Fantastic Four (2005)

1 1/2 Stars (out of 4)

Four-Gone Conclusion

By Jeffrey M. Anderson

The appeal of Marvel Comics characters like the X-Men and Spider-Man was that they suffered all-too-common problems, having to do with not fitting in and feeling the weight of the world. Any teenage comic book nut could relate.

Unfortunately, despite their long-lasting popularity, the Fantastic Four doesn't quite fall into the same camp. Reed Richards (a.k.a Mr. Fantastic), Sue Richards, née Storm, (a.k.a. the Invisible Girl) and Johnny Storm (a.k.a the Human Torch) all seem like fairly well adjusted folks with little to complain about.

It's Ben Grimm (a.k.a the Thing) that makes the comic worth visiting. He's the one with the giant case of acne (so to speak), who can't go out in public without feeling looked at.

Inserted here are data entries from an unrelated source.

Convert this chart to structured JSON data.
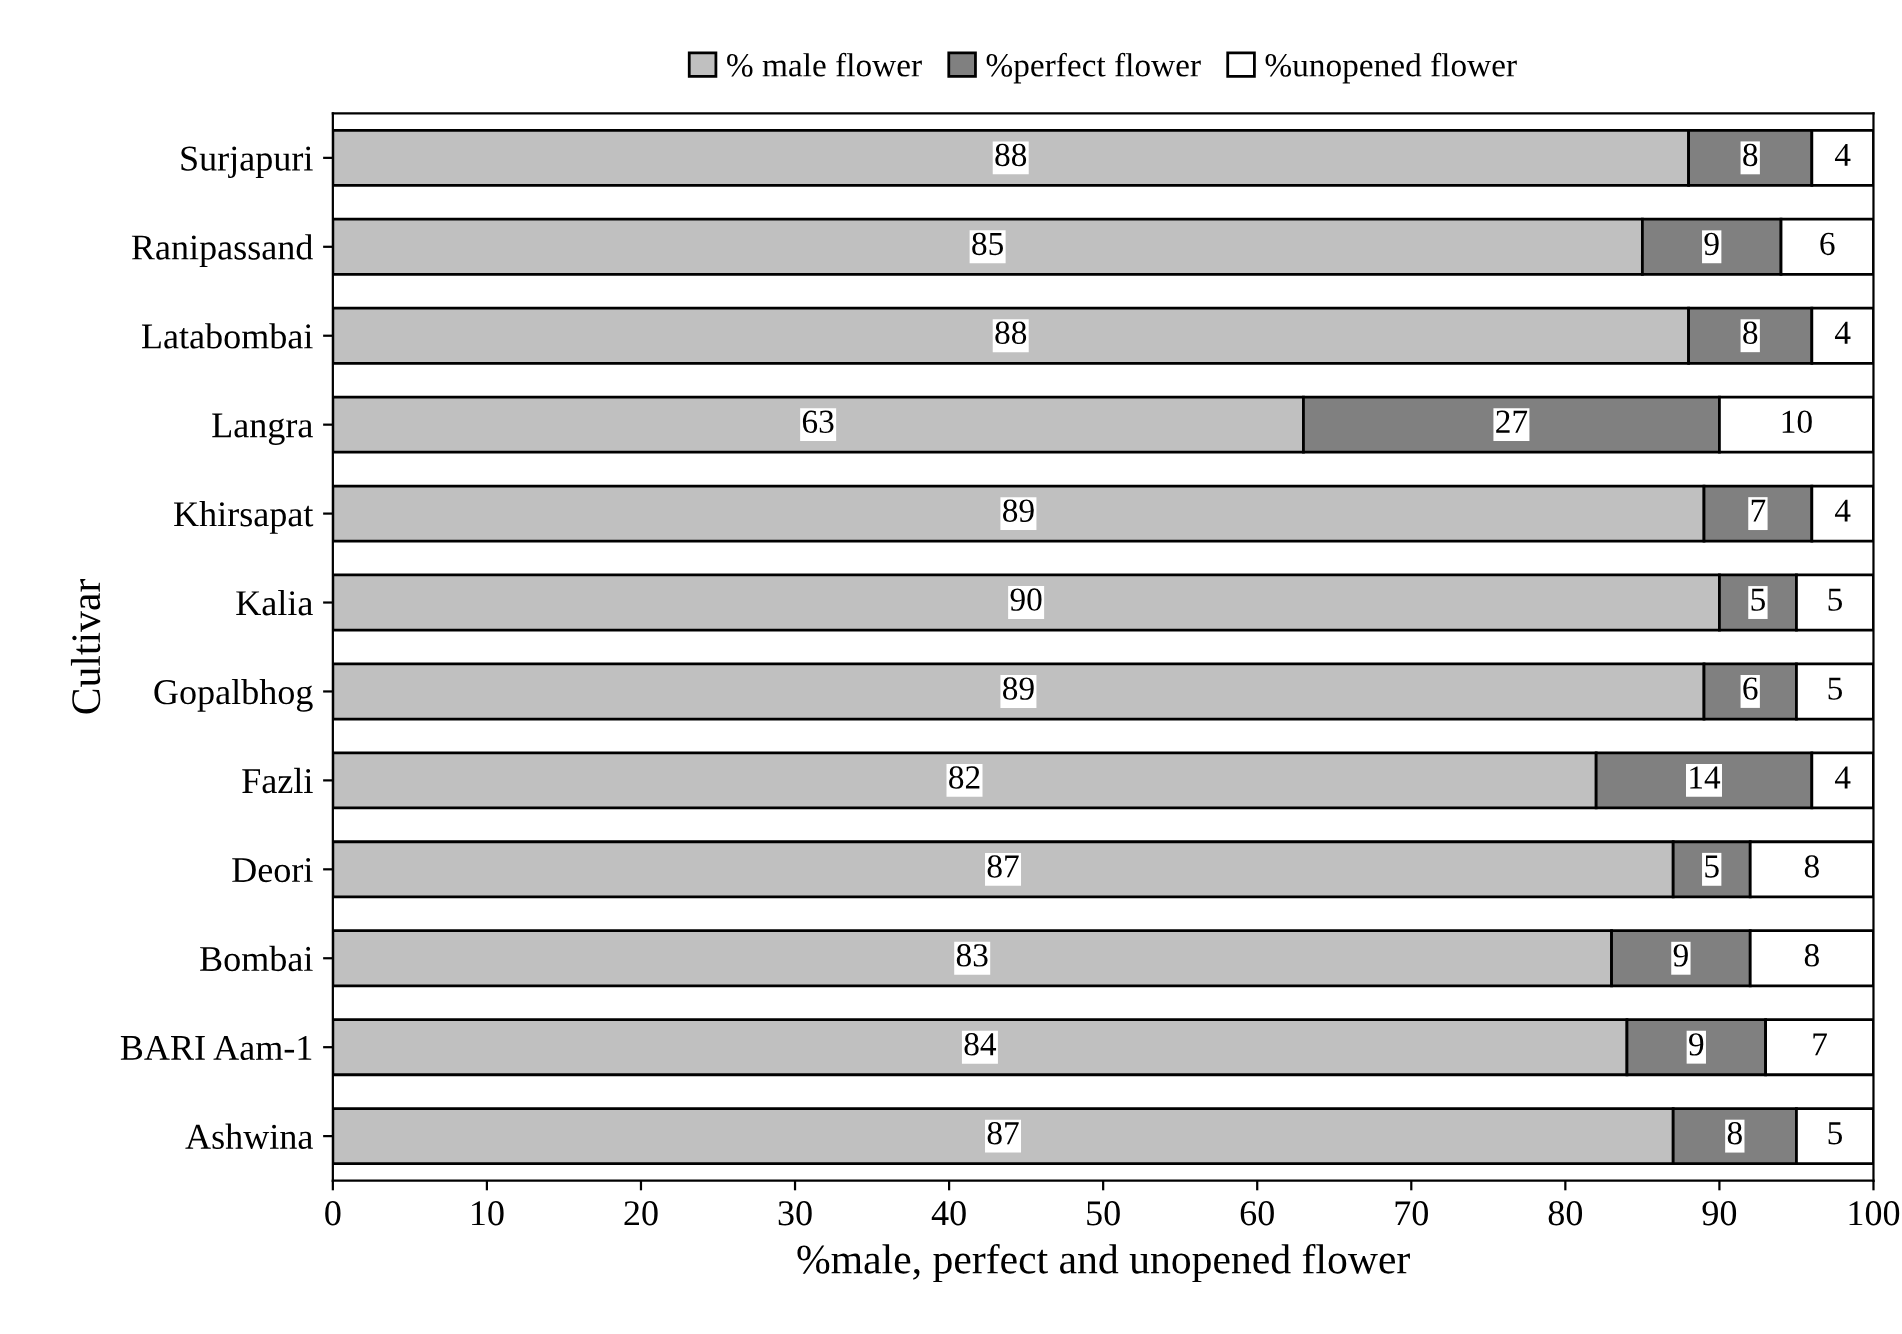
{
  "chart_data": {
    "type": "bar",
    "orientation": "horizontal",
    "stacked": true,
    "data_labels": true,
    "legend": "top",
    "grid": false,
    "xlabel": "%male, perfect and unopened flower",
    "ylabel": "Cultivar",
    "categories": [
      "Surjapuri",
      "Ranipassand",
      "Latabombai",
      "Langra",
      "Khirsapat",
      "Kalia",
      "Gopalbhog",
      "Fazli",
      "Deori",
      "Bombai",
      "BARI Aam-1",
      "Ashwina"
    ],
    "xlim": [
      0,
      100
    ],
    "xticks": [
      0,
      10,
      20,
      30,
      40,
      50,
      60,
      70,
      80,
      90,
      100
    ],
    "series": [
      {
        "name": "% male flower",
        "color": "#c0c0c0",
        "values": [
          88,
          85,
          88,
          63,
          89,
          90,
          89,
          82,
          87,
          83,
          84,
          87
        ]
      },
      {
        "name": "%perfect flower",
        "color": "#808080",
        "values": [
          8,
          9,
          8,
          27,
          7,
          5,
          6,
          14,
          5,
          9,
          9,
          8
        ]
      },
      {
        "name": "%unopened flower",
        "color": "#ffffff",
        "values": [
          4,
          6,
          4,
          10,
          4,
          5,
          5,
          4,
          8,
          8,
          7,
          5
        ]
      }
    ]
  }
}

And so goes the new Fantastic Four feature film. Michael Chiklis plays Ben with a gruff demeanor and a warm heart, and thankfully the filmmakers decided to fit him with an orange, rocky outfit rather than turn him into a CGI blip (as with 2003's misbegotten Hulk). Chiklis's eyes show through the mask, and he does a remarkable job of conveying the character's sadness and confusion.

But that's where the movie's quality stops. Right from the start the movie smells like a stinker because of its Z-grade casting. Worst of all is Julian McMahon, overacting as a Kevin Spacy-ish Dr. Doom. Both he and Ioan Gruffudd as Reed Richards look like they were poured from a white plastic mold -- rejects from Paul Verhoeven's ultra-Aryan Starship Troopers cast.

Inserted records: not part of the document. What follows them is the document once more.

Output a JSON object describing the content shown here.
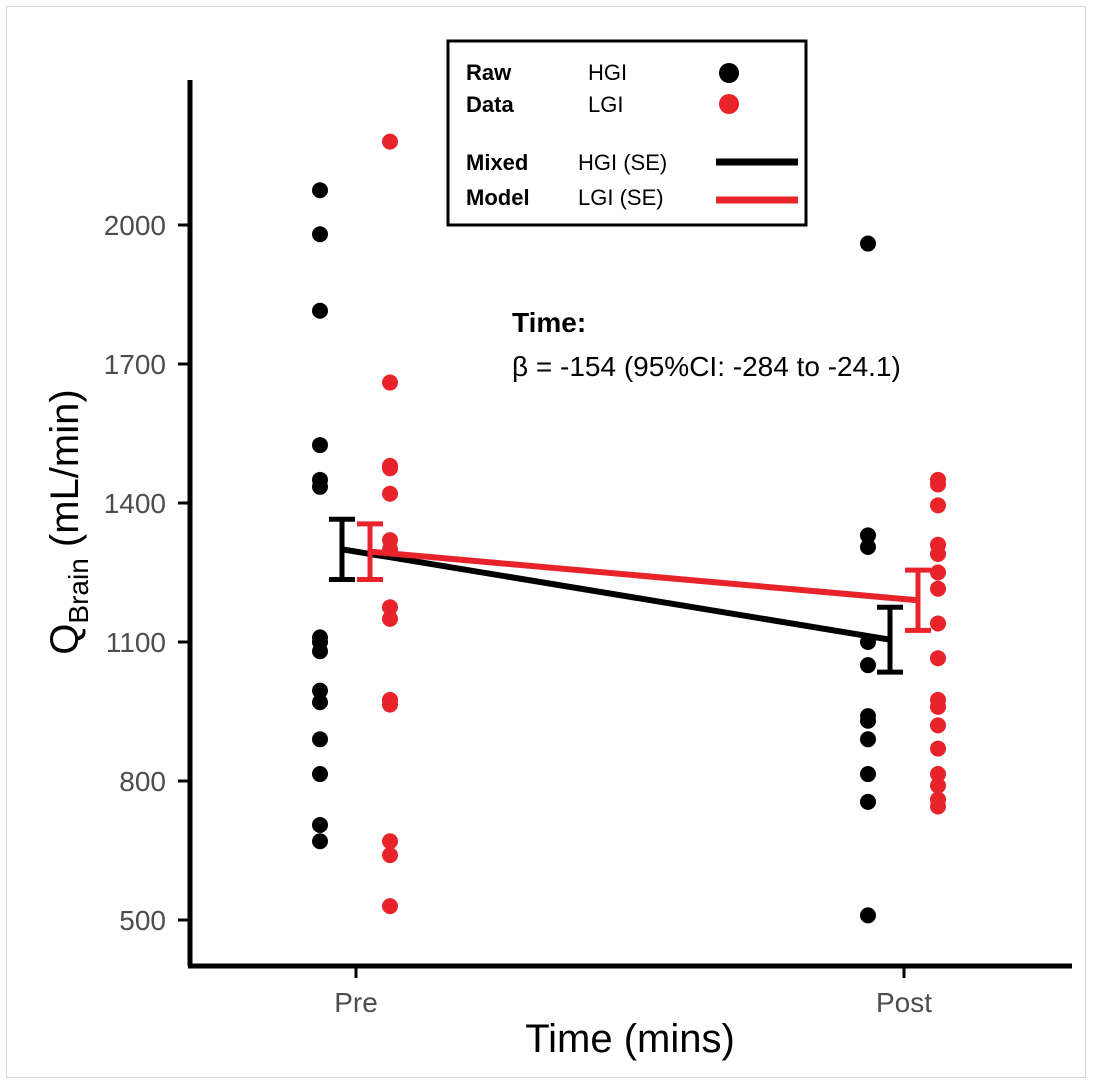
{
  "chart_data": {
    "type": "scatter",
    "xlabel": "Time (mins)",
    "ylabel_main": "Q",
    "ylabel_sub": "Brain",
    "ylabel_unit": " (mL/min)",
    "categories": [
      "Pre",
      "Post"
    ],
    "y_ticks": [
      "500",
      "800",
      "1100",
      "1400",
      "1700",
      "2000"
    ],
    "ylim": [
      470,
      2300
    ],
    "grid": false,
    "legend_position": "top",
    "colors": {
      "HGI": "#000000",
      "LGI": "#e8232a"
    },
    "raw_data": [
      {
        "name": "HGI",
        "points": {
          "Pre": [
            2075,
            1980,
            1815,
            1525,
            1450,
            1435,
            1110,
            1100,
            1080,
            995,
            970,
            890,
            815,
            705,
            670
          ],
          "Post": [
            1960,
            1330,
            1305,
            1100,
            1050,
            940,
            930,
            890,
            815,
            755,
            510
          ]
        }
      },
      {
        "name": "LGI",
        "points": {
          "Pre": [
            2180,
            1660,
            1480,
            1475,
            1420,
            1320,
            1300,
            1175,
            1150,
            975,
            965,
            670,
            640,
            530
          ],
          "Post": [
            1450,
            1440,
            1395,
            1310,
            1290,
            1250,
            1215,
            1140,
            1065,
            975,
            960,
            920,
            870,
            815,
            790,
            760,
            745
          ]
        }
      }
    ],
    "mixed_model": [
      {
        "name": "HGI",
        "means": [
          1300,
          1105
        ],
        "se": [
          65,
          70
        ]
      },
      {
        "name": "LGI",
        "means": [
          1295,
          1190
        ],
        "se": [
          60,
          65
        ]
      }
    ],
    "legend": {
      "raw_label_1": "Raw",
      "raw_label_2": "Data",
      "model_label_1": "Mixed",
      "model_label_2": "Model",
      "hgi": "HGI",
      "lgi": "LGI",
      "hgi_se": "HGI (SE)",
      "lgi_se": "LGI (SE)"
    },
    "annotation": {
      "title": "Time:",
      "text": "β = -154 (95%CI: -284 to -24.1)"
    }
  }
}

As Johnny Storm, Chris Evans (Cellular) stakes a new claim as quite possibly the most annoying living actor, choosing to portray the cocky hero as a testosterone-soaked, arrogant jerk. When Johnny and Ben get into the first of their little squabbles, we long for the Thing to pound the embers out of him.

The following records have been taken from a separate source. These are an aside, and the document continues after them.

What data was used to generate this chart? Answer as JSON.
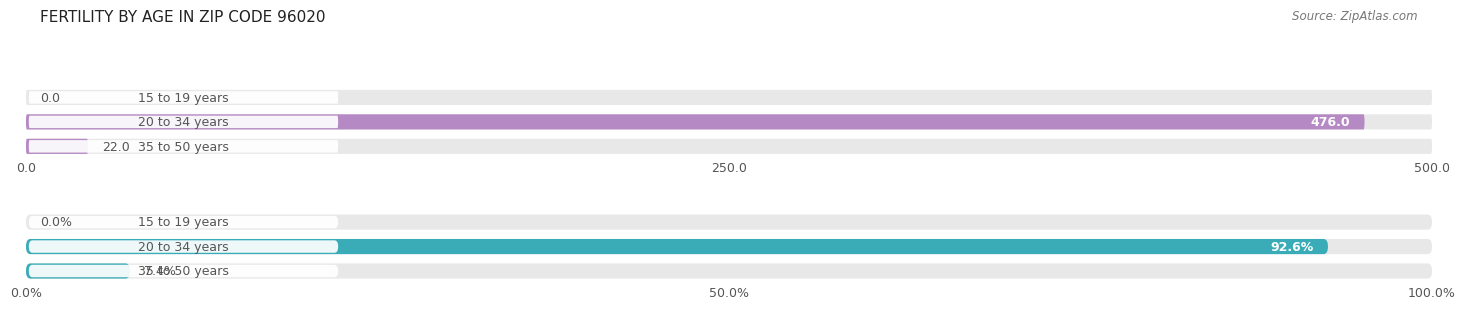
{
  "title": "FERTILITY BY AGE IN ZIP CODE 96020",
  "source": "Source: ZipAtlas.com",
  "top_chart": {
    "categories": [
      "15 to 19 years",
      "20 to 34 years",
      "35 to 50 years"
    ],
    "values": [
      0.0,
      476.0,
      22.0
    ],
    "value_labels": [
      "0.0",
      "476.0",
      "22.0"
    ],
    "xlim": [
      0,
      500
    ],
    "xticks": [
      0.0,
      250.0,
      500.0
    ],
    "xtick_labels": [
      "0.0",
      "250.0",
      "500.0"
    ],
    "bar_color": "#b589c3",
    "bar_bg_color": "#e8e8e8",
    "label_bg_color": "#ffffff"
  },
  "bottom_chart": {
    "categories": [
      "15 to 19 years",
      "20 to 34 years",
      "35 to 50 years"
    ],
    "values": [
      0.0,
      92.6,
      7.4
    ],
    "xlim": [
      0,
      100
    ],
    "xticks": [
      0.0,
      50.0,
      100.0
    ],
    "xtick_labels": [
      "0.0%",
      "50.0%",
      "100.0%"
    ],
    "bar_color": "#3aacb8",
    "bar_bg_color": "#e8e8e8",
    "label_bg_color": "#ffffff",
    "value_labels": [
      "0.0%",
      "92.6%",
      "7.4%"
    ]
  },
  "label_color": "#555555",
  "label_fontsize": 9,
  "value_fontsize": 9,
  "title_fontsize": 11,
  "source_fontsize": 8.5,
  "bg_color": "#ffffff",
  "fig_bg_color": "#f0f0f0"
}
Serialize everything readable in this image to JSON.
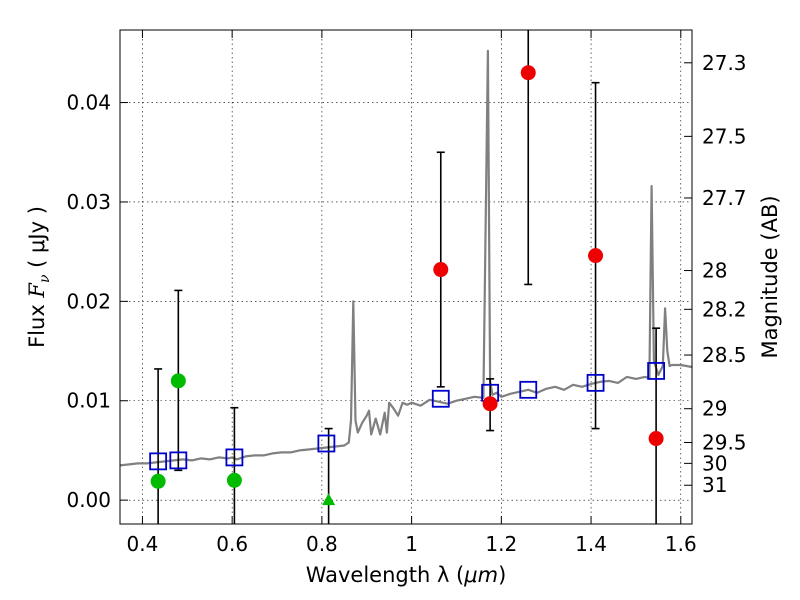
{
  "chart_data": {
    "type": "scatter",
    "xlabel_text": "Wavelength  λ (",
    "xlabel_unit": "μm",
    "xlabel_close": ")",
    "ylabel_prefix": "Flux  ",
    "ylabel_var": "F",
    "ylabel_sub": "ν",
    "ylabel_unit": "  ( μJy )",
    "ylabel_right": "Magnitude (AB)",
    "xlim": [
      0.35,
      1.625
    ],
    "ylim": [
      -0.0024,
      0.0473
    ],
    "x_ticks": [
      0.4,
      0.6,
      0.8,
      1.0,
      1.2,
      1.4,
      1.6
    ],
    "x_tick_labels": [
      "0.4",
      "0.6",
      "0.8",
      "1",
      "1.2",
      "1.4",
      "1.6"
    ],
    "y_ticks": [
      0.0,
      0.01,
      0.02,
      0.03,
      0.04
    ],
    "y_tick_labels": [
      "0.00",
      "0.01",
      "0.02",
      "0.03",
      "0.04"
    ],
    "mag_ticks": [
      {
        "label": "27.3",
        "flux": 0.044
      },
      {
        "label": "27.5",
        "flux": 0.0366
      },
      {
        "label": "27.7",
        "flux": 0.0304
      },
      {
        "label": "28",
        "flux": 0.0231
      },
      {
        "label": "28.2",
        "flux": 0.0192
      },
      {
        "label": "28.5",
        "flux": 0.0146
      },
      {
        "label": "29",
        "flux": 0.0092
      },
      {
        "label": "29.5",
        "flux": 0.0058
      },
      {
        "label": "30",
        "flux": 0.0037
      },
      {
        "label": "31",
        "flux": 0.0015
      }
    ],
    "model_spectrum": {
      "color": "#808080",
      "x": [
        0.35,
        0.37,
        0.39,
        0.41,
        0.43,
        0.45,
        0.47,
        0.49,
        0.51,
        0.53,
        0.55,
        0.57,
        0.59,
        0.6,
        0.61,
        0.63,
        0.65,
        0.67,
        0.69,
        0.71,
        0.73,
        0.75,
        0.77,
        0.79,
        0.81,
        0.83,
        0.85,
        0.86,
        0.865,
        0.87,
        0.875,
        0.88,
        0.89,
        0.9,
        0.905,
        0.91,
        0.92,
        0.93,
        0.94,
        0.945,
        0.95,
        0.96,
        0.97,
        0.98,
        0.99,
        1.0,
        1.02,
        1.04,
        1.06,
        1.08,
        1.1,
        1.12,
        1.14,
        1.16,
        1.17,
        1.175,
        1.18,
        1.19,
        1.2,
        1.22,
        1.24,
        1.26,
        1.28,
        1.3,
        1.32,
        1.34,
        1.36,
        1.38,
        1.4,
        1.42,
        1.44,
        1.46,
        1.48,
        1.5,
        1.52,
        1.53,
        1.535,
        1.54,
        1.55,
        1.56,
        1.565,
        1.57,
        1.575,
        1.58,
        1.6,
        1.625
      ],
      "y": [
        0.0035,
        0.0036,
        0.0037,
        0.0037,
        0.0038,
        0.0039,
        0.004,
        0.0041,
        0.004,
        0.0042,
        0.0041,
        0.0043,
        0.0042,
        0.0043,
        0.0041,
        0.0044,
        0.0045,
        0.0045,
        0.0047,
        0.0048,
        0.0048,
        0.005,
        0.0051,
        0.0052,
        0.0053,
        0.0054,
        0.0055,
        0.0058,
        0.008,
        0.02,
        0.008,
        0.0068,
        0.0078,
        0.0085,
        0.009,
        0.0066,
        0.0082,
        0.0066,
        0.0088,
        0.0068,
        0.0098,
        0.0092,
        0.0085,
        0.0098,
        0.0096,
        0.0098,
        0.0095,
        0.0101,
        0.0099,
        0.0097,
        0.01,
        0.0102,
        0.0104,
        0.0103,
        0.0452,
        0.012,
        0.0106,
        0.0108,
        0.0104,
        0.0107,
        0.0109,
        0.0111,
        0.0108,
        0.0112,
        0.0114,
        0.0111,
        0.0116,
        0.0114,
        0.0117,
        0.0119,
        0.012,
        0.0118,
        0.0124,
        0.0122,
        0.0124,
        0.0123,
        0.0316,
        0.014,
        0.0126,
        0.0135,
        0.0193,
        0.015,
        0.0135,
        0.0136,
        0.0136,
        0.0134
      ]
    },
    "series": [
      {
        "name": "model photometry",
        "marker": "open-square",
        "color": "#0000cc",
        "x": [
          0.435,
          0.48,
          0.605,
          0.81,
          1.065,
          1.175,
          1.26,
          1.41,
          1.545
        ],
        "y": [
          0.0039,
          0.004,
          0.0043,
          0.0057,
          0.0102,
          0.0108,
          0.0111,
          0.0118,
          0.013
        ]
      },
      {
        "name": "observed (green)",
        "marker": "circle",
        "color": "#00bb00",
        "x": [
          0.435,
          0.48,
          0.605
        ],
        "y": [
          0.0019,
          0.012,
          0.002
        ],
        "yerr_low": [
          -0.0024,
          0.003,
          -0.0024
        ],
        "yerr_high": [
          0.0132,
          0.0211,
          0.0093
        ]
      },
      {
        "name": "observed (red)",
        "marker": "circle",
        "color": "#ee0000",
        "x": [
          1.065,
          1.175,
          1.26,
          1.41,
          1.545
        ],
        "y": [
          0.0232,
          0.0097,
          0.043,
          0.0246,
          0.0062
        ],
        "yerr_low": [
          0.0114,
          0.007,
          0.0217,
          0.0072,
          -0.0024
        ],
        "yerr_high": [
          0.035,
          0.0122,
          0.0473,
          0.042,
          0.0173
        ]
      },
      {
        "name": "upper limit",
        "marker": "triangle",
        "color": "#00bb00",
        "x": [
          0.815
        ],
        "y": [
          0.0
        ],
        "yerr_low": [
          -0.0024
        ],
        "yerr_high": [
          0.0072
        ]
      }
    ],
    "grid": true
  }
}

As for Jessica Alba, perhaps the biggest name in the cast thanks to her television turn on "Dark Angel," she fills out the skin-tight uniform well, but not much more.

Even the film's director, Tim Story, seems miscast. Out of Hollywood's overstuffed stable of so-called action directors, why hire the guy behind Barbershop? Though ironically, Story's action sequences turn out to be smoother than those by many others higher up on the "A"-list.

It looks as if someone tried hard on this film, and then just gave up halfway through. Or perhaps the studio was afraid of the movie getting too smart and hired someone to dumb it down. In any case, the finished product is riddled with continuity problems, such as a sequence on a bridge during which Reed, Sue and Johnny must creatively break through a crowd to get to the Thing.

Not all of these failings are entirely the movie's fault. As part of the hype, Buena Vista Home Video has released a four-disc DVD set of the 1994-95 "Fantastic Four" animated television series. It's far more truthful to the comic book stories, but suffers from the same distant, bland characters. In this shorter format the Thing has even less time to bloom, and comes across more like a comic relief buffoon.

If Fantastic Four lasts more than a couple of weeks in the theaters and executives begin to think "sequel," how about dropping everything and giving poor Thing his own film?

DVD Details: Fox's DVD comes with an audio commentary track by the cast and crew -- who appear to have enjoyed themselves more than audiences ever did -- as well as a "behind the scenes" video diary, deleted scenes, a making-of featurette, music videos and trailers. Don't be taken in by the X-Men 3 preview; it's nothing more than Marvel Comics "guru" Avi Arad talking about how cool it's going to be.